Jenkins retired in 1915 and in 1921 the Right Honourable Sir Lawrence Hugh Jenkins of Cilbronnau was President of Cardigan Agricultural Show. It was held at Stepside – a successful show with over 400 entries.

In 1923 Sir Lawrence Hugh Jenkins, Lady Jenkins and Clodrydd Jenkins lived at Cilbronnau mansion. In January 1924 he was appointed Chairman of the Cardiganshire Sessions.
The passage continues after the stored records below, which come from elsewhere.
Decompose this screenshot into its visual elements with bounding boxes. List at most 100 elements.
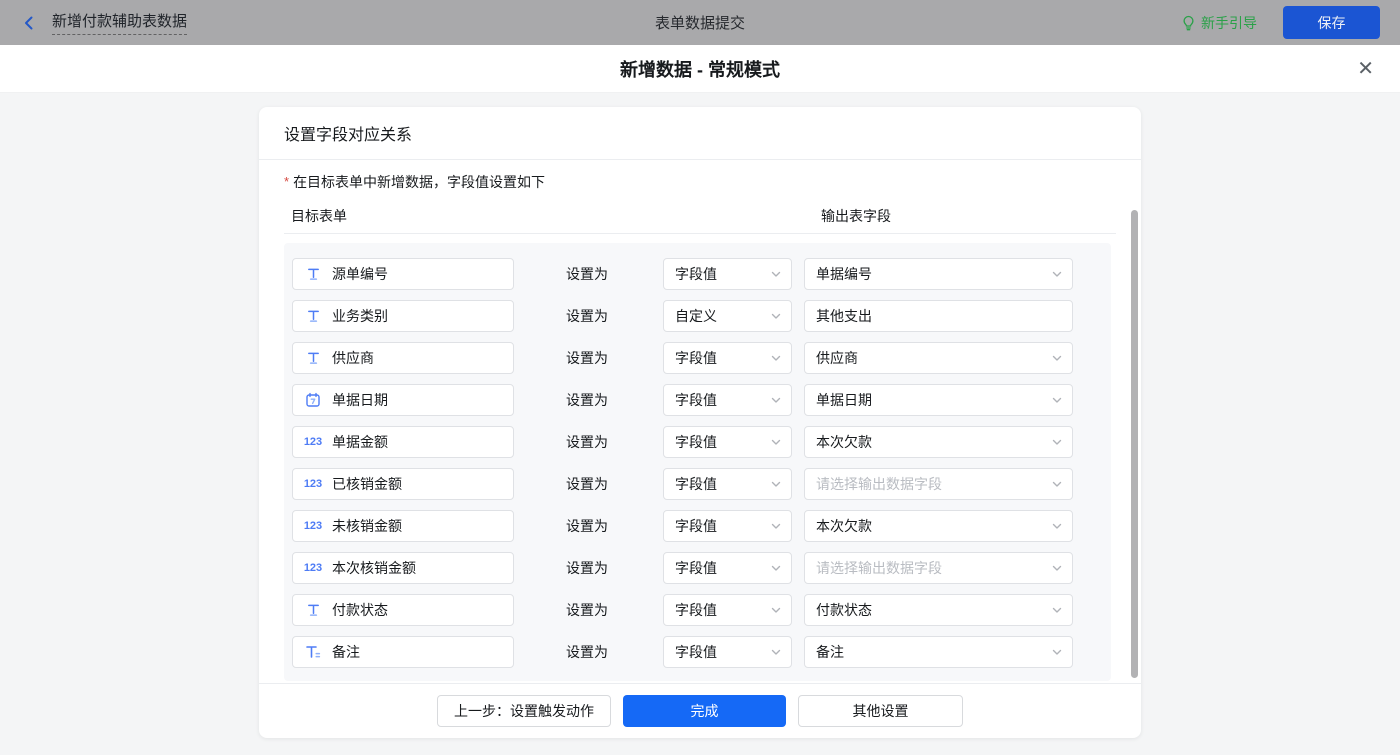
other-settings-button[interactable]: 其他设置 xyxy=(798,695,963,727)
card-header: 设置字段对应关系 xyxy=(259,107,1141,160)
column-target-form: 目标表单 xyxy=(291,206,347,226)
target-field-box[interactable]: 付款状态 xyxy=(292,594,514,626)
set-as-label: 设置为 xyxy=(566,264,641,284)
mode-select-value: 字段值 xyxy=(675,642,717,662)
set-as-label: 设置为 xyxy=(566,516,641,536)
chevron-down-icon xyxy=(1051,604,1063,616)
output-select[interactable]: 备注 xyxy=(804,636,1073,668)
card-title: 设置字段对应关系 xyxy=(284,121,412,145)
mode-select-value: 字段值 xyxy=(675,474,717,494)
required-note: * 在目标表单中新增数据，字段值设置如下 xyxy=(284,170,1116,192)
output-field-value: 备注 xyxy=(816,642,844,662)
close-icon[interactable]: ✕ xyxy=(1357,59,1374,79)
mode-select[interactable]: 字段值 xyxy=(663,594,792,626)
output-select[interactable]: 付款状态 xyxy=(804,594,1073,626)
mode-select[interactable]: 字段值 xyxy=(663,552,792,584)
scrollbar-thumb[interactable] xyxy=(1131,210,1138,678)
output-field-value: 单据编号 xyxy=(816,264,872,284)
target-field-box[interactable]: 业务类别 xyxy=(292,300,514,332)
field-rows: 源单编号 设置为 字段值 单据编号 业务类别 设置为 自定义 其他支出 供应商 … xyxy=(284,243,1111,681)
card-footer: 上一步：设置触发动作 完成 其他设置 xyxy=(259,683,1141,738)
output-select[interactable]: 本次欠款 xyxy=(804,510,1073,542)
target-field-box[interactable]: 供应商 xyxy=(292,342,514,374)
prev-step-button[interactable]: 上一步：设置触发动作 xyxy=(437,695,611,727)
chevron-down-icon xyxy=(1051,646,1063,658)
chevron-down-icon xyxy=(770,352,782,364)
chevron-down-icon xyxy=(770,394,782,406)
mode-select[interactable]: 字段值 xyxy=(663,468,792,500)
chevron-down-icon xyxy=(1051,520,1063,532)
required-asterisk: * xyxy=(284,174,289,189)
target-field-label: 本次核销金额 xyxy=(332,558,416,578)
field-type-textarea-icon xyxy=(305,644,321,660)
mode-select[interactable]: 字段值 xyxy=(663,258,792,290)
set-as-label: 设置为 xyxy=(566,558,641,578)
output-field-value: 请选择输出数据字段 xyxy=(816,474,942,494)
chevron-down-icon xyxy=(1051,562,1063,574)
mapping-row: 供应商 设置为 字段值 供应商 xyxy=(284,342,1111,374)
set-as-label: 设置为 xyxy=(566,432,641,452)
set-as-label: 设置为 xyxy=(566,306,641,326)
target-field-box[interactable]: 单据日期 xyxy=(292,384,514,416)
set-as-label: 设置为 xyxy=(566,600,641,620)
mode-select[interactable]: 字段值 xyxy=(663,342,792,374)
mode-select[interactable]: 字段值 xyxy=(663,510,792,542)
target-field-label: 供应商 xyxy=(332,348,374,368)
output-select[interactable]: 单据编号 xyxy=(804,258,1073,290)
topbar: 表单数据提交 新增付款辅助表数据 新手引导 保存 xyxy=(0,0,1400,45)
back-button[interactable] xyxy=(20,14,38,32)
output-select[interactable]: 请选择输出数据字段 xyxy=(804,552,1073,584)
mapping-row: 单据日期 设置为 字段值 单据日期 xyxy=(284,384,1111,416)
chevron-down-icon xyxy=(770,562,782,574)
beginner-guide-link[interactable]: 新手引导 xyxy=(1181,13,1257,33)
mode-select-value: 字段值 xyxy=(675,390,717,410)
field-type-number-icon: 123 xyxy=(304,562,322,574)
mode-select-value: 字段值 xyxy=(675,558,717,578)
mode-select[interactable]: 字段值 xyxy=(663,384,792,416)
mode-select[interactable]: 字段值 xyxy=(663,636,792,668)
target-field-box[interactable]: 123 单据金额 xyxy=(292,426,514,458)
mode-select-value: 自定义 xyxy=(675,306,717,326)
target-field-box[interactable]: 源单编号 xyxy=(292,258,514,290)
output-select[interactable]: 供应商 xyxy=(804,342,1073,374)
chevron-down-icon xyxy=(1051,268,1063,280)
mode-select-value: 字段值 xyxy=(675,264,717,284)
field-type-text-icon xyxy=(306,350,321,366)
field-type-number-icon: 123 xyxy=(304,478,322,490)
target-field-label: 单据金额 xyxy=(332,432,388,452)
target-field-box[interactable]: 备注 xyxy=(292,636,514,668)
target-field-box[interactable]: 123 已核销金额 xyxy=(292,468,514,500)
target-field-box[interactable]: 123 未核销金额 xyxy=(292,510,514,542)
modal-title: 新增数据 - 常规模式 xyxy=(620,56,780,82)
chevron-down-icon xyxy=(770,646,782,658)
set-as-label: 设置为 xyxy=(566,642,641,662)
field-type-date-icon xyxy=(305,392,321,408)
chevron-down-icon xyxy=(770,520,782,532)
field-type-text-icon xyxy=(306,308,321,324)
chevron-down-icon xyxy=(1051,478,1063,490)
mode-select[interactable]: 字段值 xyxy=(663,426,792,458)
done-button[interactable]: 完成 xyxy=(623,695,786,727)
mapping-row: 123 已核销金额 设置为 字段值 请选择输出数据字段 xyxy=(284,468,1111,500)
field-type-text-icon xyxy=(306,266,321,282)
output-select[interactable]: 单据日期 xyxy=(804,384,1073,416)
output-field-value: 其他支出 xyxy=(816,306,872,326)
output-input[interactable]: 其他支出 xyxy=(804,300,1073,332)
mapping-row: 源单编号 设置为 字段值 单据编号 xyxy=(284,258,1111,290)
chevron-down-icon xyxy=(770,436,782,448)
mapping-row: 123 本次核销金额 设置为 字段值 请选择输出数据字段 xyxy=(284,552,1111,584)
card-content: * 在目标表单中新增数据，字段值设置如下 目标表单 输出表字段 源单编号 设置为… xyxy=(259,160,1141,683)
target-field-label: 已核销金额 xyxy=(332,474,402,494)
field-type-text-icon xyxy=(306,602,321,618)
modal-header: 新增数据 - 常规模式 ✕ xyxy=(0,45,1400,93)
output-select[interactable]: 本次欠款 xyxy=(804,426,1073,458)
output-field-value: 本次欠款 xyxy=(816,432,872,452)
beginner-guide-label: 新手引导 xyxy=(1201,13,1257,33)
flow-title[interactable]: 新增付款辅助表数据 xyxy=(52,10,187,35)
field-type-number-icon: 123 xyxy=(304,520,322,532)
column-output-fields: 输出表字段 xyxy=(821,206,891,226)
output-select[interactable]: 请选择输出数据字段 xyxy=(804,468,1073,500)
mode-select[interactable]: 自定义 xyxy=(663,300,792,332)
save-button[interactable]: 保存 xyxy=(1283,6,1380,39)
target-field-box[interactable]: 123 本次核销金额 xyxy=(292,552,514,584)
S. V. FitzGerald, in the Oxford Dictionary of National Biography, sums up  his character and contribution:

Jenkins’s legal equipment when he first went to India was a keen dialectical mind, a thorough grasp of English equity principles, and a power of expressing himself in clear and forcible English. He soon added a mastery of Indian law and custom astonishing in one who did not visit India until his thirty-ninth year and then served only in Presidency towns; many of his finest judgments enlightened dark questions of Hindu law. He was business-like in administration, and men he chose for high responsibility justified his choice.

A sociable man, Jenkins successfully devoted himself to breaking down the barriers then separating British and Indians, especially in the Presidency towns. He came to know the leading Indian moderate politicians, and sympathized with their aims.

He died at his home in London on 1 October 1928. A Memorial window to Sir Lawrence Hugh Jenkins was unveiled at Llangoedmor Church on 7th December 1930.